Shaheen Shariff: We’re in very interesting times right now. The Trump era, Brexit, and protectionism in Europe and parts of North America seemingly give indirect permission for people to start venting about what they feel in terms of hate. These sentiments have always been under the surface but that combined with social media–and I’m not blaming social media–has allowed these sentiments to spread. Some people think it is a good thing that this comes to the surface–that hate is expressed so that it can be debated. But the problem is that the distortion of truth is now so easy online. This whole notion of alternative facts or fake news has a deep connection to fostering fear and xenophobia.

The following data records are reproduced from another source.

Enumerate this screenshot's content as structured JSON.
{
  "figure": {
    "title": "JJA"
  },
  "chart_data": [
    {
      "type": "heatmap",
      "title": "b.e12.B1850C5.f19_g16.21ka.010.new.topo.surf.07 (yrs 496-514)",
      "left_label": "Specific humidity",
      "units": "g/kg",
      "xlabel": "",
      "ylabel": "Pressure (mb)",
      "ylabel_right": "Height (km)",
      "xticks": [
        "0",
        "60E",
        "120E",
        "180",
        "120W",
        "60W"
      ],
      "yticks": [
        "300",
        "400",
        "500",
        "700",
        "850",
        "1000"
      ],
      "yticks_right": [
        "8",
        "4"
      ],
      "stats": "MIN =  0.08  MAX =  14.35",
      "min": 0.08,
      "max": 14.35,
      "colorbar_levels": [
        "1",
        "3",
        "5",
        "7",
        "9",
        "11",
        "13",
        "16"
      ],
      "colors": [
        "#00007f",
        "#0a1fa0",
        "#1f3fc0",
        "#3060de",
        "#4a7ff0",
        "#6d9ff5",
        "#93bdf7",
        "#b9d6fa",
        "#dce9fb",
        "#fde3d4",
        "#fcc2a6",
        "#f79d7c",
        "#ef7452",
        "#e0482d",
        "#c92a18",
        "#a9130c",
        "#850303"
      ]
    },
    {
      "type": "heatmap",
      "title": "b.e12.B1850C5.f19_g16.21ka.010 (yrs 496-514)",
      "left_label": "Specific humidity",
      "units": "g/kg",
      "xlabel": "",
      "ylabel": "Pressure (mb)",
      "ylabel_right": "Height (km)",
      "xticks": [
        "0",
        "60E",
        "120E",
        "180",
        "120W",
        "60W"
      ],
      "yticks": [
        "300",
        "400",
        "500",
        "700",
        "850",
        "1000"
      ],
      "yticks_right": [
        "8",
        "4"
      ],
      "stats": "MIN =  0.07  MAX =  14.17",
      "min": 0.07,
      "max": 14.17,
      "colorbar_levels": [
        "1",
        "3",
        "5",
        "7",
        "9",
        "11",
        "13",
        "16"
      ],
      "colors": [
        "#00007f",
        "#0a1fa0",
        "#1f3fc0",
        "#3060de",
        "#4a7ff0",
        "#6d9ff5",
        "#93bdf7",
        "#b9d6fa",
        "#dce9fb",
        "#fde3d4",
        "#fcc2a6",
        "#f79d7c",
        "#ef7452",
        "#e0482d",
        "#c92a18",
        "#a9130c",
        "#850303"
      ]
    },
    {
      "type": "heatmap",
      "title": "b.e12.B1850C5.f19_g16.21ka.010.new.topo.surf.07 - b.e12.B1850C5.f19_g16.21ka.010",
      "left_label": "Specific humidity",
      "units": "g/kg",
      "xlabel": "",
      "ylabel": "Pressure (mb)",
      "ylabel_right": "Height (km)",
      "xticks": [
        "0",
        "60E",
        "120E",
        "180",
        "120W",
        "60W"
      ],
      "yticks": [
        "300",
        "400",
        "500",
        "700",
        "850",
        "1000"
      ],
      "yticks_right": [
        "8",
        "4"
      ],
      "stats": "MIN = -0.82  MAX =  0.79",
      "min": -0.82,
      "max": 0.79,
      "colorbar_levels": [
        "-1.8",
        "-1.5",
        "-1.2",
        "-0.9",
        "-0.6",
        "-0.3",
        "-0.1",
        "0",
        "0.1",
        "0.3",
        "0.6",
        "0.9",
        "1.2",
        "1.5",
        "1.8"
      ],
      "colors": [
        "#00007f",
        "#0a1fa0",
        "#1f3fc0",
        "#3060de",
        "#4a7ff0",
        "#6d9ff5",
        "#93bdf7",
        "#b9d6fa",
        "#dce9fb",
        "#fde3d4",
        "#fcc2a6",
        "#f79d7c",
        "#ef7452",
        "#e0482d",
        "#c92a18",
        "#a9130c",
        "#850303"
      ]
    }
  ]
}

S&F: What about what is happening with sexual assault victims and abusers being called out?

SS: The #metoo campaign and everything that has happened in that regard has been very good. That debate should have been aired a long time ago. Women are saying, we’re not taking it anymore. But again there are challenges. The entertainment industry and some organizations have fired people at the top of their careers to make a statement saying, we are going to support survivors on this. But if you’re in a university environment like I am, in a public institution, it is different. The callout has been effective in the public realm through social media. But if students call out professors on social media then the problem, at least under Canadian law and the way that university policy bears that out, is that the university then can’t do anything to issue the report as official. I know in universities this has put survivors at a disadvantage. The complaint is that universities aren’t moving fast enough. So it’s been positive in that universities are reviewing their sexual violence policies and processes and there is a lot of research being done, by myself included, in this area. But it can also backfire. For example, Betsy DeVos has been listening to some of the mothers of alleged student perpetrators and is now looking at reducing the impact of Title IX to honor due process. But Title IX was put in place to protect survivors.

We’re at a crossroads where all of these nuances need to be worked out. It’s unprecedented. The law hasn’t been able to keep up. Social media plays two roles: on the one hand, it is powerful in mobilizing a sea change in awareness. On the other hand, in the past–and it continues in some ways–it tacitly condones some of these institutional barriers.

S&F: What do you think about the extent to which corporations that operate social media platforms should be responsible for how they are used?

SS: It’s a huge challenge for these platforms. Under a precedent-setting U.S. case called Zeran versus America Online, Inc [1998] the law in the United States considers social media platforms to be only distributors. But U.S. law may have changed. News media and journalism fall under the legal category of publishers because there is a creative process in writing and delivering the news. Publishers are consciously developing and framing these stories. They can legally be held more accountable than social media intermediaries which are just platforms allowing communication, so in contrast do not have the same legal accountability.

Now, that said, I know that Facebook in Australia has a contract on the non-consensual distribution of intimate images. Facebook is asking people to send any intimate images that they would have sent to others so that Facebook can record this in their database, so that then if Facebook gets complaints about that image being distributed non-consensually, they can take it down. That’s a conscious decision that they are making to control content.


Dr. Shaheen Shariff is an Associate Professor in the Department of Integrated Studies in Education at McGill University. She is Co-Director of the University’s Institute for Human Development and Well-Being, and Associate Member of the McGill Faculty of Law and Centre for Human Rights and Legal Pluralism and an Affiliate Scholar at Stanford University’s Center for Internet and Society. She is author of two books on cyberbullying published by Cambridge University Press.